Aquaporins are a class of membrane channel proteins found in both prokaryotes and eukaryotes which allow the permeation of certain small molecules (typically water and glycerol), while excluding other small molecules and charged species (such as protons). They therefore allow the electrochemical gradient across the membrane to be maintained while permitting the rapid movement of small molecules. The presence of aquaporins explains the properties of membranes such as those found in the mammalian kidney and red blood cells, where the rate of movement of water is far higher than could be explained by simple diffusion across a lipid bilayer. Since their discovery in red blood cells, aquaporins have been found in many different mammalian tissues, and - along with the functionally distinct subgroup, the aquaglyceroporins - they are involved in many different physiological processes, and have been implicated in the pathophysiology of a wide range of clinical disorders.

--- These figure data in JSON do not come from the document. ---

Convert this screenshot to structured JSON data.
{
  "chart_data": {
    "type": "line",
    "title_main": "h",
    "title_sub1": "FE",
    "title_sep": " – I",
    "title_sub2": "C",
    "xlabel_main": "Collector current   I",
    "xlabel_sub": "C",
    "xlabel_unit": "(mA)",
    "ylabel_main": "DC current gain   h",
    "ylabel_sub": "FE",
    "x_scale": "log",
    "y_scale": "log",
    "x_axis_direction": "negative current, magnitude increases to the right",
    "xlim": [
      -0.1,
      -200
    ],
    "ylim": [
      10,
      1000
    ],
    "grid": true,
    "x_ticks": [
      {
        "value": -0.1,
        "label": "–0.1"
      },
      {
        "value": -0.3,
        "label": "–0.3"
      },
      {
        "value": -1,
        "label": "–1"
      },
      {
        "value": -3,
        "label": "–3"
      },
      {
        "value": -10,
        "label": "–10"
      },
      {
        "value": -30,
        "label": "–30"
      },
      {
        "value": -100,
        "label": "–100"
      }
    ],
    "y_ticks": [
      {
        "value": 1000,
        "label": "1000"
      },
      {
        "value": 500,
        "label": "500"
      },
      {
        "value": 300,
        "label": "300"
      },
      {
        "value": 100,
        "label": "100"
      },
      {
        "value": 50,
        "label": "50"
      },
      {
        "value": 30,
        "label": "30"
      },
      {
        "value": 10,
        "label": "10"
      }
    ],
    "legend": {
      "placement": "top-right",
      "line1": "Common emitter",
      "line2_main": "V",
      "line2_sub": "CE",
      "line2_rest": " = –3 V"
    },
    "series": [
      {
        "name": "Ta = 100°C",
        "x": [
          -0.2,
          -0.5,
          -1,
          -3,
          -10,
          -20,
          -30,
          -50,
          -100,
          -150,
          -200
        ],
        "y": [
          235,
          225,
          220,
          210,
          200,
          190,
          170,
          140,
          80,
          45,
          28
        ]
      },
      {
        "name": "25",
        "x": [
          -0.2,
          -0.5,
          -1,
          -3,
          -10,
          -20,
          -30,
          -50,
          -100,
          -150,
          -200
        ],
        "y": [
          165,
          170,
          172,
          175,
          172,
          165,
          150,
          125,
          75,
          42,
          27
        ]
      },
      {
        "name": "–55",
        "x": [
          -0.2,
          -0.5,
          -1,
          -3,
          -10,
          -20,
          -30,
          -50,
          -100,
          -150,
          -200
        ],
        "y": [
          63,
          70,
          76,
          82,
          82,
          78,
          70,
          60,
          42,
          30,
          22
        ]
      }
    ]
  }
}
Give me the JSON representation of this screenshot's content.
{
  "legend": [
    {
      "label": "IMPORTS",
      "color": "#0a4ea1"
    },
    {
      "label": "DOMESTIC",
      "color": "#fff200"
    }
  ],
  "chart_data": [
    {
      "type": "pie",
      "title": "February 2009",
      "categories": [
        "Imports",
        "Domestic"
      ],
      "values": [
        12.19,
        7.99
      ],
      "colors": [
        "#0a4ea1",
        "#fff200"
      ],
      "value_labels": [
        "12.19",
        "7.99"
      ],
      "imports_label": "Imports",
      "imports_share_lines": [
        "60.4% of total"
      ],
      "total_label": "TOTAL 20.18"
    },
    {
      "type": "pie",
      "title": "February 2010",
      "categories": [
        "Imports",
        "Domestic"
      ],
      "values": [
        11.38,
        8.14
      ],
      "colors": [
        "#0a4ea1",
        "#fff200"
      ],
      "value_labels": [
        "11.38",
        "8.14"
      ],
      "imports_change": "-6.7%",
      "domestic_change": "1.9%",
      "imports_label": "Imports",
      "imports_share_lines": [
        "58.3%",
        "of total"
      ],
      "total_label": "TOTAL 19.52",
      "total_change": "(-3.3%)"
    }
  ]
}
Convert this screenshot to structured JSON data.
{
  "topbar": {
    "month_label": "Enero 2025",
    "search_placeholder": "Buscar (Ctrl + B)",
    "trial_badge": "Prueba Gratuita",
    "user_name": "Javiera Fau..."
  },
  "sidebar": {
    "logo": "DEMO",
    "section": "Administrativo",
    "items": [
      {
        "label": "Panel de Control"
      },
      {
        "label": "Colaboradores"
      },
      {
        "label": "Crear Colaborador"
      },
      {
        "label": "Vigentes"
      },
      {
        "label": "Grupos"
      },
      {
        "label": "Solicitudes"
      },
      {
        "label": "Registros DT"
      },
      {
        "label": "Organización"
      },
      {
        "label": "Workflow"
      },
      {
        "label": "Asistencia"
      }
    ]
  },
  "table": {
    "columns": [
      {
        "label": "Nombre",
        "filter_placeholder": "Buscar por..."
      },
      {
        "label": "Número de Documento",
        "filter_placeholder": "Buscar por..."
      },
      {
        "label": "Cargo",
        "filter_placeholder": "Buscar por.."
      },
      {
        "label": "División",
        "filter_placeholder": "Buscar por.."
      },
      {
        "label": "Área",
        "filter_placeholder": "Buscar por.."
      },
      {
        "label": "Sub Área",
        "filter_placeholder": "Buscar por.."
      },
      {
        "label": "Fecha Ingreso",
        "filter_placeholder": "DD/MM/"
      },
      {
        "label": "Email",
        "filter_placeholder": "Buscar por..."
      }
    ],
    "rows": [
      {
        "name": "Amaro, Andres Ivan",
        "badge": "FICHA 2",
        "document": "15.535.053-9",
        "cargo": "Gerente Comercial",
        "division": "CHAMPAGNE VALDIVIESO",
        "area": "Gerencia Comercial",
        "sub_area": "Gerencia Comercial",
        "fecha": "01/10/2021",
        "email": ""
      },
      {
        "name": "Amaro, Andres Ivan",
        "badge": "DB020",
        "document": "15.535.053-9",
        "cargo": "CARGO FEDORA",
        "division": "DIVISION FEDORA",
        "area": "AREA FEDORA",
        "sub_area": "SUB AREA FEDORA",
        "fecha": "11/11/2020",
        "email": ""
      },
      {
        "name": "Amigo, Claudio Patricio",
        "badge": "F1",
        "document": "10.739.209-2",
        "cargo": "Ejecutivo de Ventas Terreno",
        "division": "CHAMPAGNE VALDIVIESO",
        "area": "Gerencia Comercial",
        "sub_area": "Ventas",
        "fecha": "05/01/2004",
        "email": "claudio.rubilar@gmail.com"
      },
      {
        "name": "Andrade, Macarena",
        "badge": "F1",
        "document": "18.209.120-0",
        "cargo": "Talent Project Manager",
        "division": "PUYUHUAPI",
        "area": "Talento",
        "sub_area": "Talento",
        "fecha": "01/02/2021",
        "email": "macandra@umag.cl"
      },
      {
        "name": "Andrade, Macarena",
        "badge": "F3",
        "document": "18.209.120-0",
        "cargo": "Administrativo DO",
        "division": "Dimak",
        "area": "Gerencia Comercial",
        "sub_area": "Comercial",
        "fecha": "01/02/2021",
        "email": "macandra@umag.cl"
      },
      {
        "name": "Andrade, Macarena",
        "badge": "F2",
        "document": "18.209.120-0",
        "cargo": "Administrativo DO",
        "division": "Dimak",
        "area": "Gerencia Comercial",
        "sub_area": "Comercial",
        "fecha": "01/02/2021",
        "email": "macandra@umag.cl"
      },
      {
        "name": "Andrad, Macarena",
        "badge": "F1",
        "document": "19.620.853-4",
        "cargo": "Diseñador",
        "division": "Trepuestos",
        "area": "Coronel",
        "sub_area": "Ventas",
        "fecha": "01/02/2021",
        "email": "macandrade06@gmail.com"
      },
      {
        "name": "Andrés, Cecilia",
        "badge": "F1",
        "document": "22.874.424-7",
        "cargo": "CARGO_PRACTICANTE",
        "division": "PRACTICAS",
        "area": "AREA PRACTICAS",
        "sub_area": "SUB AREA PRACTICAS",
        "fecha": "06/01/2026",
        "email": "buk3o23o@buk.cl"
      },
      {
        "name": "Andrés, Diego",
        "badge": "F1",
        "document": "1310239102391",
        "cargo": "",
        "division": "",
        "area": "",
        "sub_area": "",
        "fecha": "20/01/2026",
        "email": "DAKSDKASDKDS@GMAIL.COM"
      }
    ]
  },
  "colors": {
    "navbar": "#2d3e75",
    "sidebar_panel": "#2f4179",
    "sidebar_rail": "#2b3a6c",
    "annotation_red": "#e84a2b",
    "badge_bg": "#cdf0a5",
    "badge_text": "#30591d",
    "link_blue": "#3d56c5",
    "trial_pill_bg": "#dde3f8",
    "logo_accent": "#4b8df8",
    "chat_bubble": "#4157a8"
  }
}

Over 10 mammalian aquaporin homologs are known, in addition to many in plants, bacteria, yeast, and other organisms. These have been found in locations as diverse as-
- the lens of the eye (AQP0 or MIP), where mutations lead to cataract formation
- the brain and cerebrospinal fluid filled cavities (AQP4)
- the salivary glands (AQP5)
- the kidneys (AQP2, 3 and 4)
- the rare Co blood group antigen, which is caused by a non-functional mutant form of AQP1.
The current structural model for aquaporins consists of 6 transmembrane alpha helices arranged in a bundle with two hemipore regions which only half span the bilayer. For more details, a quick search through the PDB should turn up something. Interesting structure related features include selectivity for glycerol or water, and kinking of the water channel to prevent protons being leaked through the channel by the transfer of hydrogen bonds.